Unlike the Americans with Disabilities Act, this new statute does not require that the employee have a “disability” related to her pregnancy, such as gestational diabetes.
It simply requires that the employee have a physical or mental condition related to pregnancy or childbirth that has been communicated to the employer.
An employer must provide an accommodation unless doing so would impose an undue hardship on the operation of the business.
The statute does not define what, exactly, constitutes a “reasonable accommodation,” and the EEOC has until Dec. 29, 2023 to issue regulations in this regard.
In the meantime, however, the EEOC has provided several examples of potential accommodations, including the following:
- the ability to sit while working
- closer parking
- flexible hours
- appropriately sized uniforms and safety apparel
- additional bathroom and rest breaks
- a leave of absence to recover from childbirth
- light duty
Like the Americans with Disabilities Act, PWFA requires employers to engage in the interactive process with affected employees in order to arrive at an agreed upon reasonable accommodation.
An employer may not require an employee to take leave—whether paid or unpaid—if another reasonable accommodation can be provided.
Connecticut FEPA
Similar to the lactation rules discussed above, current Connecticut law has its own version of a reasonable accommodation requirement for pregnant workers.
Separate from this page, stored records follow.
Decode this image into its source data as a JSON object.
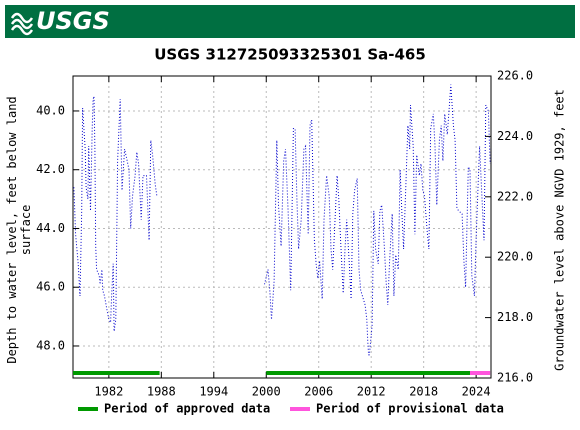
{
  "header": {
    "logo_text": "USGS"
  },
  "chart_data": {
    "type": "line",
    "title": "USGS 312725093325301 Sa-465",
    "ylabel": "Depth to water level, feet below land surface",
    "y2label": "Groundwater level above NGVD 1929, feet",
    "xlim": [
      1977.9,
      2025.7
    ],
    "xticks": [
      1982,
      1988,
      1994,
      2000,
      2006,
      2012,
      2018,
      2024
    ],
    "ylim": [
      49.09,
      38.81
    ],
    "yticks": [
      {
        "value": 40,
        "label": "40.0"
      },
      {
        "value": 42,
        "label": "42.0"
      },
      {
        "value": 44,
        "label": "44.0"
      },
      {
        "value": 46,
        "label": "46.0"
      },
      {
        "value": 48,
        "label": "48.0"
      }
    ],
    "y2lim": [
      216,
      226
    ],
    "y2ticks": [
      {
        "value": 216,
        "label": "216.0"
      },
      {
        "value": 218,
        "label": "218.0"
      },
      {
        "value": 220,
        "label": "220.0"
      },
      {
        "value": 222,
        "label": "222.0"
      },
      {
        "value": 224,
        "label": "224.0"
      },
      {
        "value": 226,
        "label": "226.0"
      }
    ],
    "grid": true,
    "x": [
      1978.0,
      1978.2,
      1978.5,
      1978.7,
      1978.9,
      1979.0,
      1979.3,
      1979.4,
      1979.6,
      1979.7,
      1979.9,
      1980.1,
      1980.2,
      1980.3,
      1980.4,
      1980.5,
      1980.6,
      1980.9,
      1981.0,
      1981.2,
      1981.3,
      1981.5,
      1981.8,
      1982.0,
      1982.2,
      1982.3,
      1982.5,
      1982.6,
      1982.8,
      1983.0,
      1983.3,
      1983.5,
      1983.8,
      1984.1,
      1984.3,
      1984.5,
      1984.7,
      1985.0,
      1985.2,
      1985.4,
      1985.7,
      1985.9,
      1986.3,
      1986.6,
      1986.8,
      1987.0,
      1987.3,
      1987.5,
      1993.5,
      1999.8,
      2000.2,
      2000.4,
      2000.6,
      2000.9,
      2001.2,
      2001.4,
      2001.7,
      2002.0,
      2002.2,
      2002.5,
      2002.8,
      2003.1,
      2003.3,
      2003.5,
      2003.7,
      2004.0,
      2004.3,
      2004.5,
      2004.8,
      2005.0,
      2005.2,
      2005.5,
      2005.7,
      2005.9,
      2006.1,
      2006.4,
      2006.6,
      2006.9,
      2007.2,
      2007.4,
      2007.6,
      2008.1,
      2008.3,
      2008.5,
      2008.8,
      2009.0,
      2009.2,
      2009.5,
      2009.7,
      2009.9,
      2010.1,
      2010.4,
      2010.6,
      2010.8,
      2011.1,
      2011.3,
      2011.5,
      2011.6,
      2011.7,
      2011.8,
      2012.1,
      2012.3,
      2012.5,
      2012.8,
      2013.0,
      2013.2,
      2013.5,
      2013.7,
      2013.9,
      2014.1,
      2014.4,
      2014.6,
      2014.8,
      2015.1,
      2015.3,
      2015.5,
      2015.7,
      2016.0,
      2016.2,
      2016.4,
      2016.5,
      2016.8,
      2017.0,
      2017.2,
      2017.5,
      2017.7,
      2017.9,
      2018.1,
      2018.4,
      2018.6,
      2018.8,
      2019.1,
      2019.3,
      2019.5,
      2019.8,
      2020.0,
      2020.2,
      2020.4,
      2020.7,
      2020.9,
      2021.1,
      2021.4,
      2021.6,
      2021.8,
      2022.0,
      2022.4,
      2022.6,
      2022.8,
      2023.1,
      2023.3,
      2023.5,
      2023.8,
      2024.0,
      2024.2,
      2024.4,
      2024.7,
      2024.9,
      2025.1,
      2025.4,
      2025.6
    ],
    "series": [
      {
        "color": "#0000cc",
        "values": [
          42.6,
          44.2,
          45.2,
          46.3,
          43.4,
          39.9,
          41.3,
          42.6,
          43.0,
          41.2,
          43.4,
          40.6,
          39.6,
          39.5,
          41.3,
          44.6,
          45.4,
          45.6,
          45.9,
          45.4,
          46.1,
          46.3,
          46.8,
          47.1,
          47.2,
          46.4,
          45.2,
          47.5,
          47.1,
          41.7,
          39.6,
          42.7,
          41.3,
          41.7,
          42.0,
          44.0,
          42.9,
          42.2,
          41.4,
          41.8,
          43.7,
          42.2,
          42.2,
          44.4,
          41.0,
          41.5,
          42.5,
          42.9,
          null,
          45.9,
          45.4,
          46.1,
          47.1,
          45.8,
          41.0,
          43.2,
          44.6,
          41.7,
          41.3,
          43.4,
          46.1,
          40.6,
          40.6,
          43.0,
          44.7,
          43.7,
          41.3,
          41.2,
          44.2,
          40.5,
          40.3,
          44.4,
          45.2,
          45.7,
          45.1,
          46.4,
          43.7,
          42.2,
          42.9,
          44.7,
          45.4,
          42.2,
          43.0,
          44.4,
          46.2,
          44.7,
          43.7,
          45.2,
          46.4,
          43.5,
          42.7,
          42.3,
          45.4,
          46.1,
          46.4,
          46.6,
          47.1,
          47.8,
          48.3,
          48.3,
          47.3,
          43.4,
          44.7,
          45.2,
          43.4,
          43.2,
          44.6,
          45.8,
          46.6,
          45.1,
          43.5,
          46.3,
          44.9,
          45.4,
          42.0,
          43.4,
          44.7,
          42.2,
          40.5,
          41.3,
          39.8,
          41.2,
          44.2,
          41.5,
          42.2,
          41.8,
          42.7,
          42.9,
          44.1,
          44.7,
          40.6,
          40.1,
          41.2,
          43.2,
          41.0,
          40.5,
          41.7,
          40.1,
          40.8,
          40.0,
          39.1,
          40.5,
          41.0,
          43.3,
          43.4,
          43.5,
          45.1,
          46.0,
          41.9,
          42.0,
          45.6,
          46.3,
          44.4,
          42.7,
          41.2,
          43.2,
          44.4,
          39.8,
          40.0,
          41.8
        ]
      }
    ],
    "periods": [
      {
        "name": "Period of approved data",
        "color": "#009900",
        "ranges": [
          [
            1977.9,
            1987.8
          ],
          [
            2000.0,
            2023.3
          ]
        ]
      },
      {
        "name": "Period of provisional data",
        "color": "#ff55dd",
        "ranges": [
          [
            2023.3,
            2025.6
          ]
        ]
      }
    ]
  }
}
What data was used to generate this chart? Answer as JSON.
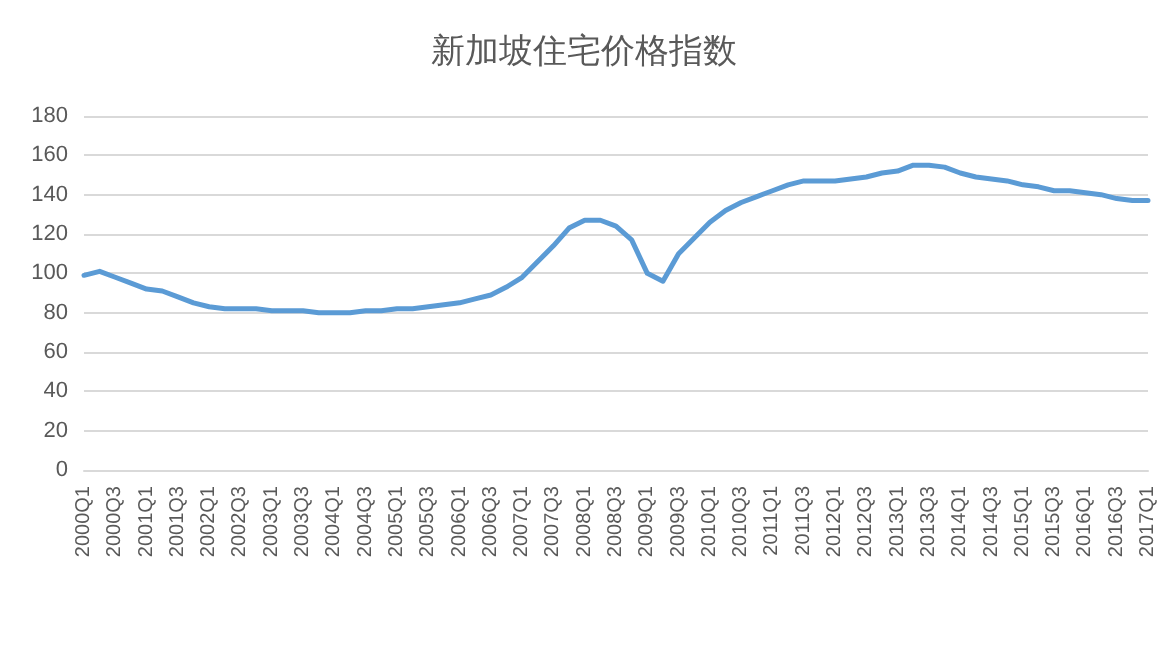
{
  "chart_data": {
    "type": "line",
    "title": "新加坡住宅价格指数",
    "categories": [
      "2000Q1",
      null,
      "2000Q3",
      null,
      "2001Q1",
      null,
      "2001Q3",
      null,
      "2002Q1",
      null,
      "2002Q3",
      null,
      "2003Q1",
      null,
      "2003Q3",
      null,
      "2004Q1",
      null,
      "2004Q3",
      null,
      "2005Q1",
      null,
      "2005Q3",
      null,
      "2006Q1",
      null,
      "2006Q3",
      null,
      "2007Q1",
      null,
      "2007Q3",
      null,
      "2008Q1",
      null,
      "2008Q3",
      null,
      "2009Q1",
      null,
      "2009Q3",
      null,
      "2010Q1",
      null,
      "2010Q3",
      null,
      "2011Q1",
      null,
      "2011Q3",
      null,
      "2012Q1",
      null,
      "2012Q3",
      null,
      "2013Q1",
      null,
      "2013Q3",
      null,
      "2014Q1",
      null,
      "2014Q3",
      null,
      "2015Q1",
      null,
      "2015Q3",
      null,
      "2016Q1",
      null,
      "2016Q3",
      null,
      "2017Q1"
    ],
    "series": [
      {
        "color": "#5b9bd5",
        "values": [
          99,
          101,
          98,
          95,
          92,
          91,
          88,
          85,
          83,
          82,
          82,
          82,
          81,
          81,
          81,
          80,
          80,
          80,
          81,
          81,
          82,
          82,
          83,
          84,
          85,
          87,
          89,
          93,
          98,
          106,
          114,
          123,
          127,
          127,
          124,
          117,
          100,
          96,
          110,
          118,
          126,
          132,
          136,
          139,
          142,
          145,
          147,
          147,
          147,
          148,
          149,
          151,
          152,
          155,
          155,
          154,
          151,
          149,
          148,
          147,
          145,
          144,
          142,
          142,
          141,
          140,
          138,
          137,
          137
        ]
      }
    ],
    "ylim": [
      0,
      180
    ],
    "yticks": [
      0,
      20,
      40,
      60,
      80,
      100,
      120,
      140,
      160,
      180
    ],
    "grid": "y",
    "marker": "none",
    "line_style": "solid"
  }
}
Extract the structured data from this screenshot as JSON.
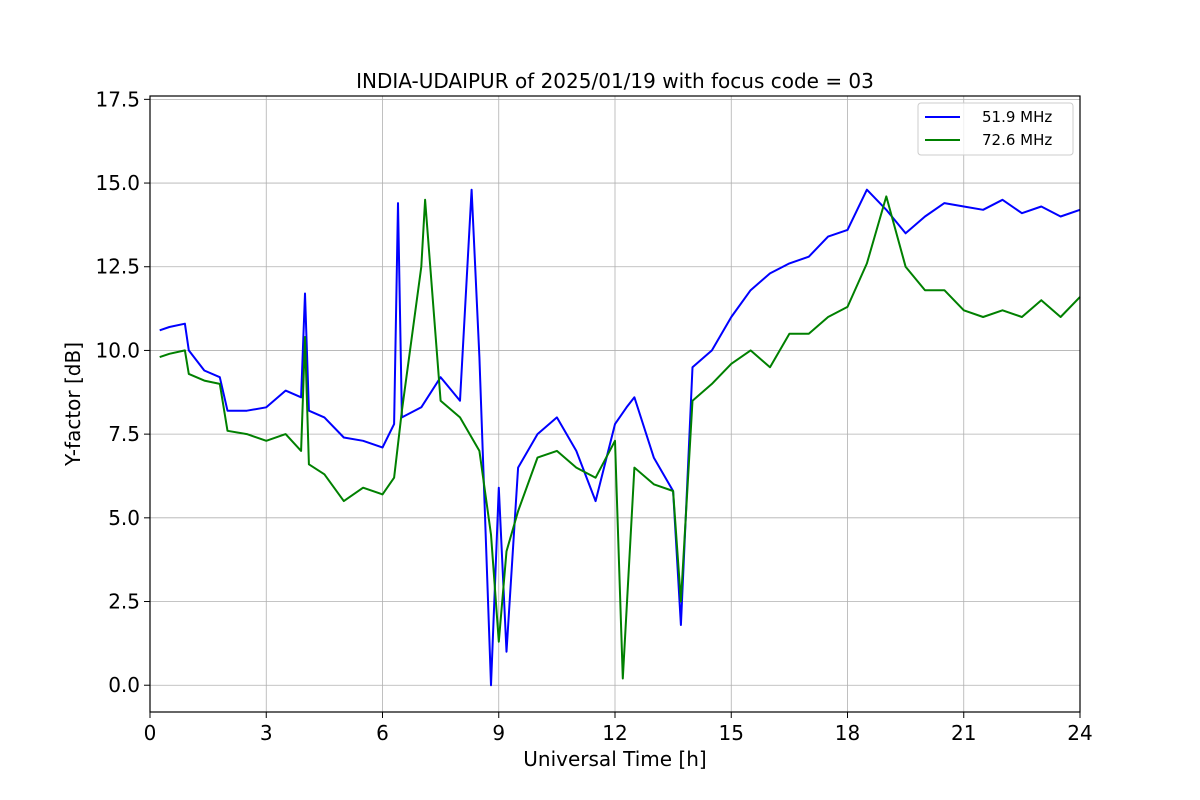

The Fair Employment Practices Act, which applies to all employers in the state regardless of size, prohibits discrimination against pregnant and lactating workers, and specifically requires employers to make reasonable accommodations for pregnant employees, unless doing so would present an undue hardship.
In addition to the examples listed above, state law outlines the following potential accommodations:
- assistance with manual labor
- job restructuring
- modified work schedules
- temporary transfers to less hazardous work
While Connecticut businesses have been subject to these requirements to accommodate pregnant and lactating workers for some time, these new federal laws serve as a useful reminder for employers.
Take this opportunity to train managers, review and update your policies, and evaluate potential accommodations that could apply to your workplace.